The Hound of Death is very atypical Christie. It's a short story collection, and while some of it is the usual Christie mystery plotting, mostly it's a departure as it deals with ghosts and psychic phenomena. This is Christie taking a stab at horror writing!
The title story is a very interesting tale of a man's encounter with a traumatized nun from Belgium, a refugee from WWI under the care of a psychologist. The nun has strange memories and appears to have psychic powers. She is telepathic and has visions of a remote "city of circles" which far too many critics maintain is supposed to be a city in the far future, but is very, very, very obviously supposed to be Atlantis. The psychologist wants to tap her hidden power, an ability to call down immense destruction, which she apparently used on a German battalion that attacked her convent; the battalion was destroyed, but so was the convent, leaving her the only survivor...and the wreckage is in the odd shape of a hound...

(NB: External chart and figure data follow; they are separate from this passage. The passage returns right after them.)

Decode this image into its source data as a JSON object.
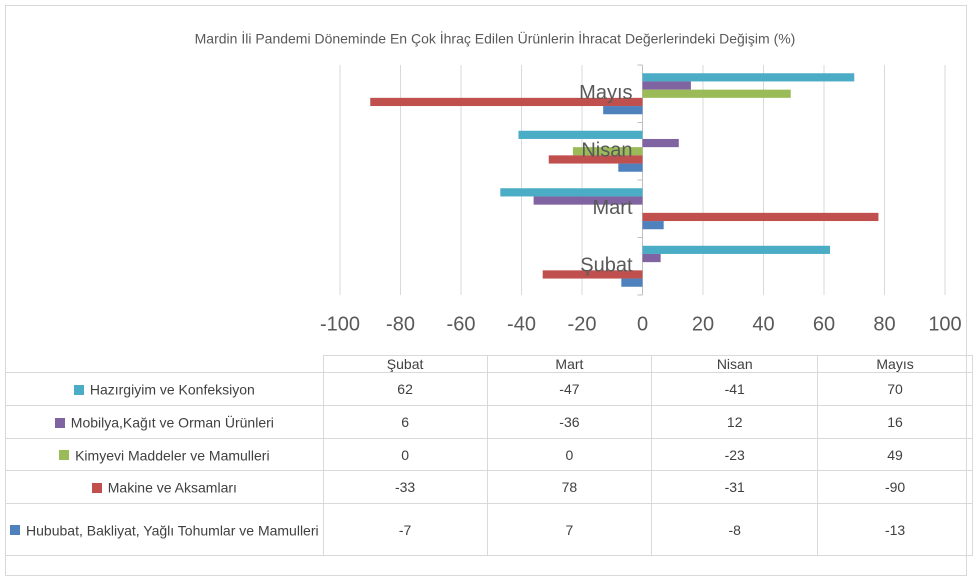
{
  "chart_data": {
    "type": "bar",
    "orientation": "horizontal",
    "title": "Mardin İli Pandemi Döneminde En Çok İhraç Edilen Ürünlerin İhracat Değerlerindeki Değişim (%)",
    "categories": [
      "Şubat",
      "Mart",
      "Nisan",
      "Mayıs"
    ],
    "series": [
      {
        "name": "Hazırgiyim ve Konfeksiyon",
        "color": "#4bacc6",
        "values": [
          62,
          -47,
          -41,
          70
        ]
      },
      {
        "name": "Mobilya,Kağıt ve Orman Ürünleri",
        "color": "#8064a2",
        "values": [
          6,
          -36,
          12,
          16
        ]
      },
      {
        "name": "Kimyevi Maddeler ve Mamulleri",
        "color": "#9bbb59",
        "values": [
          0,
          0,
          -23,
          49
        ]
      },
      {
        "name": "Makine ve Aksamları",
        "color": "#c0504d",
        "values": [
          -33,
          78,
          -31,
          -90
        ]
      },
      {
        "name": "Hububat, Bakliyat, Yağlı Tohumlar ve Mamulleri",
        "color": "#4f81bd",
        "values": [
          -7,
          7,
          -8,
          -13
        ]
      }
    ],
    "xlim": [
      -100,
      100
    ],
    "xticks": [
      -100,
      -80,
      -60,
      -40,
      -20,
      0,
      20,
      40,
      60,
      80,
      100
    ],
    "grid": true,
    "legend": "data-table"
  }
}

"The Hound of Death" is odd, somewhat unsatisfying, but at the same time very bloody intriguing.
"The Red Signal" is a tale of twisted emotions and semipsychic warnings. "The Fourth Man" tells of possession...or is it madness? Is a young girl the victim of multiple personalities, or has she been possessed? "The Gipsy" is a very standard tale of love denied and true lovers being united in death.
"The Lamp" is also a rather standard ghost story, but with an added element of a person's deliberate self-sacrifice to bring aid to a lost soul. "Wireless" is a nasty twist tale of a murder plot that ends up going hideously awry, and I found rather reminiscent of Patricia Highsmith or Ruth Rendell. "The Witness for the Prosecution" is obviously the basis of the famous play and movie, and little needs to be said about it other than the ending is a bit different. "The Mystery of the Blue Jar" starts off as a rather eerie ghost story...but ends up something else entirely. "The Strange Case of Sir Arthur Carmichael" is more supernatural hijinx with hints of witchcraft, as a man suddenly seems to develop the personality of a cat.

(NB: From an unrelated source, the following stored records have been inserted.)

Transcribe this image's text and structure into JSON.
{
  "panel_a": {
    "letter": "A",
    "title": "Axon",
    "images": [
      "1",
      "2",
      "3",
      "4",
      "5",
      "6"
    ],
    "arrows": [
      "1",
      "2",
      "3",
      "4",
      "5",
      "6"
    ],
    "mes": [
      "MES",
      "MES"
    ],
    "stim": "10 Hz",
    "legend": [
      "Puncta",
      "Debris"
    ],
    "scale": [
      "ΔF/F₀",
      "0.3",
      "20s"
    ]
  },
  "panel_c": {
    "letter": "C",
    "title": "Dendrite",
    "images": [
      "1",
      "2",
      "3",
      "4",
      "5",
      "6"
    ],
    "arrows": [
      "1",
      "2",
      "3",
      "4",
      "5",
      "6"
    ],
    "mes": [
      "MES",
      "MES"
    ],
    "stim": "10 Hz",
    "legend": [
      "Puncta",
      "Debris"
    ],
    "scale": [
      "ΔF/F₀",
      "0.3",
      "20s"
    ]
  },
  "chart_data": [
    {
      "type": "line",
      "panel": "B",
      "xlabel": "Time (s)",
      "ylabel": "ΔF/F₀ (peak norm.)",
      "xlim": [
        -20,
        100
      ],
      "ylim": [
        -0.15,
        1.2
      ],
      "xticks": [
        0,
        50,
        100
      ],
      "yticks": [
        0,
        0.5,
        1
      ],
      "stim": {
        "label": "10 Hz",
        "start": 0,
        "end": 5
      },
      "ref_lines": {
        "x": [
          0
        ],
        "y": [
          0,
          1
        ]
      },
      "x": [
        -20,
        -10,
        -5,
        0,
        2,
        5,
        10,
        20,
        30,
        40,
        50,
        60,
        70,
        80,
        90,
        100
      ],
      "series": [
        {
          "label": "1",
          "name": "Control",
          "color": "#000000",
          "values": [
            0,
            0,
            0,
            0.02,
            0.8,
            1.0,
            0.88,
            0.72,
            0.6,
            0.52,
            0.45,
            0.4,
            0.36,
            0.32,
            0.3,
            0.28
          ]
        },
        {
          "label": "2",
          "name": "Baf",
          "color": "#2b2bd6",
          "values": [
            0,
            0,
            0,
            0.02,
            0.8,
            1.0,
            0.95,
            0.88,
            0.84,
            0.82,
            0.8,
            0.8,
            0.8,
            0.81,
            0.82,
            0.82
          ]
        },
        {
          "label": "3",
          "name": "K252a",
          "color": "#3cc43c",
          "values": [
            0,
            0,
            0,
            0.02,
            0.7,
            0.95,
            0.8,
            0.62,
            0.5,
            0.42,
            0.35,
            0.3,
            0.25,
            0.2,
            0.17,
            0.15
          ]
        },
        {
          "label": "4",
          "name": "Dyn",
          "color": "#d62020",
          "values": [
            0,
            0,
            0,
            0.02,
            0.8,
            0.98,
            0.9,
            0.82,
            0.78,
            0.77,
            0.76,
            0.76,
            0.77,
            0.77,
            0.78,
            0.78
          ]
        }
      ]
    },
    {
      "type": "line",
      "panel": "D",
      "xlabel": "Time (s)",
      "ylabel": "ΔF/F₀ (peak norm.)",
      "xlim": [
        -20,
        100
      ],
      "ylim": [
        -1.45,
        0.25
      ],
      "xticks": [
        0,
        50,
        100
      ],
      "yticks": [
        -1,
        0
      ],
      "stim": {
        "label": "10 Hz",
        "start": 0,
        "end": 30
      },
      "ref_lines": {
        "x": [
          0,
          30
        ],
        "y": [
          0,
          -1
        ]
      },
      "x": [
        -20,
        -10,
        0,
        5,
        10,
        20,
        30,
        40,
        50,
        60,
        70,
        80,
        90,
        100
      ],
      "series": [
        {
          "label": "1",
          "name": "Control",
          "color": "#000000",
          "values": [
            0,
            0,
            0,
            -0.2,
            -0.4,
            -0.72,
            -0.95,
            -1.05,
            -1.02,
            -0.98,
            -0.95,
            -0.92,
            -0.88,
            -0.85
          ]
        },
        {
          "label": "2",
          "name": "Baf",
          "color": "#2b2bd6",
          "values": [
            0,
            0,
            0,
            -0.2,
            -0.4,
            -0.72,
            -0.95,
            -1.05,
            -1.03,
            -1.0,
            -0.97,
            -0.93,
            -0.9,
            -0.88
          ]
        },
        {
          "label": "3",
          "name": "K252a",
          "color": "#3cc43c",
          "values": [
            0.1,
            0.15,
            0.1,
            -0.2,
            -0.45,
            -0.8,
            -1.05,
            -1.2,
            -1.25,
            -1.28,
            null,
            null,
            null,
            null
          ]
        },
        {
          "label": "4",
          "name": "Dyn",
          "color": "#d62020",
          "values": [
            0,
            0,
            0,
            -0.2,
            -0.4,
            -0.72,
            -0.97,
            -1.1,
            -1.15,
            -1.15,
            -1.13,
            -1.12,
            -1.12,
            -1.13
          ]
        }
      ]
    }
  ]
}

"The Call of Wings" isn't mystery or supernatural, just a tale of spiritual awakening and self-sacrifice. "The Last Seance" is a harrowing tale of spiritualism, in which a desperate women confronts a medium...whose powers may be real, and may be someone's undoing. The final story, "SOS," is a cute little mystery with overtones of the eerie but all rather mundane at the core.
How is it overall? As with any anthology, it has ups and downs. Some stories left me cold, like "SOS" and "The Call of Wings." Nobody can argue that "The Witness for the Prosecution" is a classic; it is. "The Hound of Death" is an intriguing tale with elements I may incorporate into a role-playing game, perhaps. (Yes, I said it.) And I truly loved "The Mystery of the Blue Jar" and "The Last Seance."

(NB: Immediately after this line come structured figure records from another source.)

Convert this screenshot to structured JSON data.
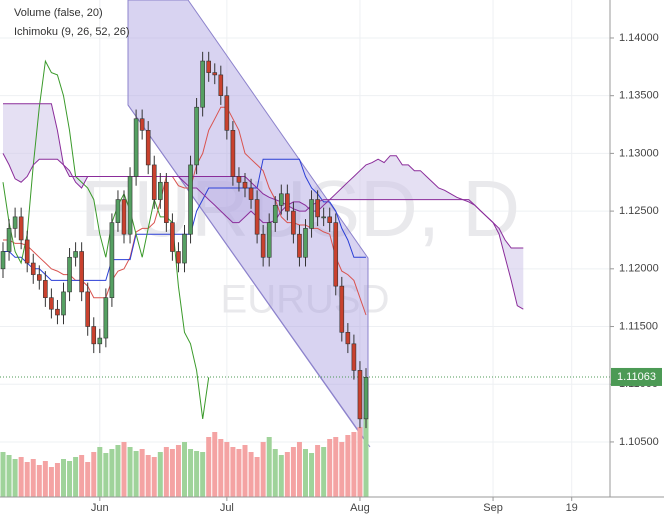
{
  "chart_data": {
    "type": "candlestick",
    "indicator_volume": "Volume (false, 20)",
    "indicator_ichimoku": "Ichimoku (9, 26, 52, 26)",
    "watermark": "EURUSD, D",
    "watermark_sub": "EURUSD",
    "grid": true,
    "ylim": [
      1.10023,
      1.14329
    ],
    "yticks": [
      {
        "value": 1.14,
        "label": "1.14000"
      },
      {
        "value": 1.135,
        "label": "1.13500"
      },
      {
        "value": 1.13,
        "label": "1.13000"
      },
      {
        "value": 1.125,
        "label": "1.12500"
      },
      {
        "value": 1.12,
        "label": "1.12000"
      },
      {
        "value": 1.115,
        "label": "1.11500"
      },
      {
        "value": 1.11,
        "label": "1.11000"
      },
      {
        "value": 1.105,
        "label": "1.10500"
      }
    ],
    "last_price": 1.11063,
    "last_price_color": "#4c9a55",
    "categories": [
      null,
      null,
      null,
      null,
      null,
      null,
      null,
      null,
      null,
      null,
      null,
      null,
      null,
      null,
      null,
      null,
      "Jun",
      null,
      null,
      null,
      null,
      null,
      null,
      null,
      null,
      null,
      null,
      null,
      null,
      null,
      null,
      null,
      null,
      null,
      null,
      null,
      null,
      "Jul",
      null,
      null,
      null,
      null,
      null,
      null,
      null,
      null,
      null,
      null,
      null,
      null,
      null,
      null,
      null,
      null,
      null,
      null,
      null,
      null,
      null,
      "Aug",
      null,
      null,
      null,
      null,
      null,
      null,
      null,
      null,
      null,
      null,
      null,
      null,
      null,
      null,
      null,
      null,
      null,
      null,
      null,
      null,
      null,
      "Sep",
      null,
      null,
      null,
      null,
      null,
      null,
      null,
      null,
      null,
      null,
      null,
      null,
      "19",
      null,
      null,
      null,
      null,
      null
    ],
    "candles": {
      "up_color": "#55a062",
      "down_color": "#c9412e",
      "open": [
        1.12,
        1.1215,
        1.1235,
        1.1245,
        1.1225,
        1.1205,
        1.1195,
        1.119,
        1.1175,
        1.1165,
        1.116,
        1.118,
        1.121,
        1.1215,
        1.118,
        1.115,
        1.1135,
        1.114,
        1.1175,
        1.124,
        1.126,
        1.123,
        1.128,
        1.133,
        1.132,
        1.129,
        1.126,
        1.1275,
        1.124,
        1.1215,
        1.1205,
        1.123,
        1.129,
        1.134,
        1.138,
        1.137,
        1.1368,
        1.135,
        1.132,
        1.128,
        1.1275,
        1.127,
        1.126,
        1.123,
        1.121,
        1.124,
        1.1255,
        1.1265,
        1.125,
        1.123,
        1.121,
        1.1235,
        1.126,
        1.1245,
        1.1245,
        1.124,
        1.1185,
        1.1145,
        1.1135,
        1.1112,
        1.107
      ],
      "high": [
        1.1223,
        1.1243,
        1.1253,
        1.1253,
        1.1233,
        1.1213,
        1.1203,
        1.1198,
        1.1183,
        1.1173,
        1.1188,
        1.1218,
        1.1223,
        1.1223,
        1.1188,
        1.1158,
        1.1148,
        1.1183,
        1.1248,
        1.1268,
        1.1268,
        1.1288,
        1.1338,
        1.1338,
        1.1328,
        1.1298,
        1.1283,
        1.1283,
        1.1248,
        1.1223,
        1.1238,
        1.1298,
        1.1348,
        1.1388,
        1.1388,
        1.1378,
        1.1376,
        1.1358,
        1.1328,
        1.1288,
        1.1283,
        1.1278,
        1.1268,
        1.1238,
        1.1248,
        1.1263,
        1.1273,
        1.1273,
        1.1258,
        1.1238,
        1.1243,
        1.1268,
        1.1268,
        1.1253,
        1.1253,
        1.1248,
        1.1193,
        1.1153,
        1.1143,
        1.112,
        1.1114
      ],
      "low": [
        1.1192,
        1.1207,
        1.1227,
        1.1217,
        1.1197,
        1.1187,
        1.1182,
        1.1167,
        1.1157,
        1.1152,
        1.1152,
        1.1172,
        1.1202,
        1.1172,
        1.1142,
        1.1127,
        1.1127,
        1.1132,
        1.1167,
        1.1232,
        1.1222,
        1.1222,
        1.1272,
        1.1312,
        1.1282,
        1.1252,
        1.1252,
        1.1232,
        1.1207,
        1.1197,
        1.1197,
        1.1222,
        1.1282,
        1.1332,
        1.1362,
        1.136,
        1.1342,
        1.1312,
        1.1272,
        1.1267,
        1.1262,
        1.1252,
        1.1222,
        1.1202,
        1.1202,
        1.1232,
        1.1247,
        1.1242,
        1.1222,
        1.1202,
        1.1202,
        1.1227,
        1.1237,
        1.1237,
        1.1232,
        1.1177,
        1.1137,
        1.1127,
        1.1104,
        1.1062,
        1.1062
      ],
      "close": [
        1.1215,
        1.1235,
        1.1245,
        1.1225,
        1.1205,
        1.1195,
        1.119,
        1.1175,
        1.1165,
        1.116,
        1.118,
        1.121,
        1.1215,
        1.118,
        1.115,
        1.1135,
        1.114,
        1.1175,
        1.124,
        1.126,
        1.123,
        1.128,
        1.133,
        1.132,
        1.129,
        1.126,
        1.1275,
        1.124,
        1.1215,
        1.1205,
        1.123,
        1.129,
        1.134,
        1.138,
        1.137,
        1.1368,
        1.135,
        1.132,
        1.128,
        1.1275,
        1.127,
        1.126,
        1.123,
        1.121,
        1.124,
        1.1255,
        1.1265,
        1.125,
        1.123,
        1.121,
        1.1235,
        1.126,
        1.1245,
        1.1245,
        1.124,
        1.1185,
        1.1145,
        1.1135,
        1.1112,
        1.107,
        1.1106
      ]
    },
    "volume": {
      "up_color": "#9fd39a",
      "down_color": "#f4a3a3",
      "values": [
        45,
        42,
        38,
        40,
        35,
        38,
        32,
        36,
        30,
        34,
        38,
        36,
        40,
        42,
        35,
        45,
        50,
        44,
        48,
        52,
        55,
        50,
        46,
        48,
        42,
        40,
        45,
        50,
        48,
        52,
        55,
        48,
        46,
        45,
        60,
        65,
        58,
        55,
        50,
        48,
        52,
        45,
        40,
        55,
        60,
        48,
        42,
        45,
        50,
        55,
        48,
        44,
        52,
        50,
        58,
        60,
        55,
        62,
        65,
        70,
        80
      ]
    },
    "ichimoku": {
      "cloud_color": "#cfc6ea",
      "series": [
        {
          "color": "#d9534f",
          "values": [
            1.1225,
            1.1225,
            1.1222,
            1.1222,
            1.122,
            1.1215,
            1.121,
            1.1205,
            1.12,
            1.1198,
            1.1195,
            1.1195,
            1.119,
            1.119,
            1.1185,
            1.1175,
            1.1175,
            1.1175,
            1.119,
            1.1198,
            1.12,
            1.121,
            1.1232,
            1.1235,
            1.1235,
            1.124,
            1.1258,
            1.128,
            1.128,
            1.1272,
            1.127,
            1.127,
            1.129,
            1.13,
            1.132,
            1.133,
            1.134,
            1.134,
            1.133,
            1.132,
            1.13,
            1.1295,
            1.129,
            1.1285,
            1.127,
            1.126,
            1.1245,
            1.124,
            1.124,
            1.1238,
            1.1238,
            1.1235,
            1.1235,
            1.1232,
            1.123,
            1.121,
            1.1198,
            1.1195,
            1.119,
            1.1175,
            1.116
          ]
        },
        {
          "color": "#2b3fd6",
          "values": [
            1.1215,
            1.1215,
            1.121,
            1.121,
            1.1205,
            1.12,
            1.12,
            1.1195,
            1.119,
            1.119,
            1.119,
            1.119,
            1.119,
            1.119,
            1.119,
            1.119,
            1.119,
            1.119,
            1.1208,
            1.1208,
            1.1208,
            1.1208,
            1.123,
            1.123,
            1.123,
            1.123,
            1.123,
            1.123,
            1.123,
            1.123,
            1.123,
            1.123,
            1.125,
            1.126,
            1.127,
            1.127,
            1.127,
            1.127,
            1.127,
            1.127,
            1.127,
            1.127,
            1.127,
            1.1295,
            1.1295,
            1.1295,
            1.1295,
            1.1295,
            1.1295,
            1.1295,
            1.128,
            1.127,
            1.1265,
            1.1258,
            1.1258,
            1.125,
            1.1235,
            1.1225,
            1.121,
            1.121,
            1.121
          ]
        },
        {
          "color": "#3a9a2a",
          "values": [
            1.1275,
            1.124,
            1.1215,
            1.1205,
            1.123,
            1.129,
            1.134,
            1.138,
            1.137,
            1.1368,
            1.135,
            1.132,
            1.128,
            1.1275,
            1.127,
            1.126,
            1.123,
            1.121,
            1.124,
            1.1255,
            1.1265,
            1.125,
            1.123,
            1.121,
            1.1235,
            1.126,
            1.1245,
            1.1245,
            1.124,
            1.1185,
            1.1145,
            1.1135,
            1.1112,
            1.107,
            1.1106
          ]
        },
        {
          "color": "#8a2c9a",
          "values": [
            1.13,
            1.129,
            1.1278,
            1.1275,
            1.128,
            1.129,
            1.1295,
            1.1295,
            1.1295,
            1.1295,
            1.129,
            1.1285,
            1.1275,
            1.127,
            1.128,
            1.128,
            1.128,
            1.128,
            1.128,
            1.128,
            1.128,
            1.128,
            1.128,
            1.128,
            1.128,
            1.128,
            1.128,
            1.128,
            1.128,
            1.128,
            1.1275,
            1.127,
            1.127,
            1.1265,
            1.126,
            1.1255,
            1.125,
            1.1245,
            1.124,
            1.124,
            1.1245,
            1.125,
            1.1245,
            1.124,
            1.124,
            1.1242,
            1.125,
            1.1255,
            1.1258,
            1.1258,
            1.1255,
            1.125,
            1.125,
            1.1255,
            1.126,
            1.1265,
            1.127,
            1.1275,
            1.128,
            1.1285,
            1.129,
            1.1292,
            1.1295,
            1.1292,
            1.1298,
            1.1298,
            1.129,
            1.129,
            1.1285,
            1.1285,
            1.128,
            1.1275,
            1.127,
            1.1268,
            1.1265,
            1.1262,
            1.126,
            1.1258,
            1.1255,
            1.125,
            1.1245,
            1.124,
            1.123,
            1.121,
            1.119,
            1.1168,
            1.1165
          ]
        },
        {
          "color": "#8a2c9a",
          "values": [
            1.1343,
            1.1343,
            1.1343,
            1.1343,
            1.1343,
            1.1343,
            1.1343,
            1.1343,
            1.1343,
            1.132,
            1.129,
            1.128,
            1.128,
            1.128,
            1.128,
            1.128,
            1.128,
            1.128,
            1.128,
            1.128,
            1.128,
            1.128,
            1.128,
            1.128,
            1.128,
            1.128,
            1.128,
            1.128,
            1.128,
            1.128,
            1.128,
            1.128,
            1.128,
            1.128,
            1.128,
            1.128,
            1.128,
            1.128,
            1.128,
            1.128,
            1.128,
            1.1275,
            1.127,
            1.1265,
            1.1262,
            1.126,
            1.1258,
            1.1255,
            1.1252,
            1.125,
            1.125,
            1.1255,
            1.1258,
            1.126,
            1.126,
            1.126,
            1.126,
            1.126,
            1.126,
            1.126,
            1.126,
            1.126,
            1.126,
            1.126,
            1.126,
            1.126,
            1.126,
            1.126,
            1.126,
            1.126,
            1.126,
            1.126,
            1.126,
            1.126,
            1.126,
            1.126,
            1.126,
            1.126,
            1.1255,
            1.125,
            1.1245,
            1.124,
            1.1235,
            1.1225,
            1.1218,
            1.1218,
            1.1218
          ]
        }
      ]
    }
  }
}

Christie was a great technician when it came to plots, but she wasn't always a great stylist. (Exception: The Hollow. Look for it.) She wasn't always great at creating atmosphere, at least in her earlier work. Sometimes in her later years she was good at it. (The stories were written mostly in the '20s, and the collection published in 1933. I found a reference claiming that "The Call of Wings" was one of the first things Christie ever wrote.)
It's actually a little difficult to get this in a physical edition; most of the stories here were republished in other anthologies, but a straight reprint with the stories in original order is hard to find. But it is available electronically; I got the ebook edition from Amazon and it's probably not horribly long until it's in public domain as some of Christie's early work already is.
Worth reading for Christie fans; general fans of supernatural and gothicism might be interested.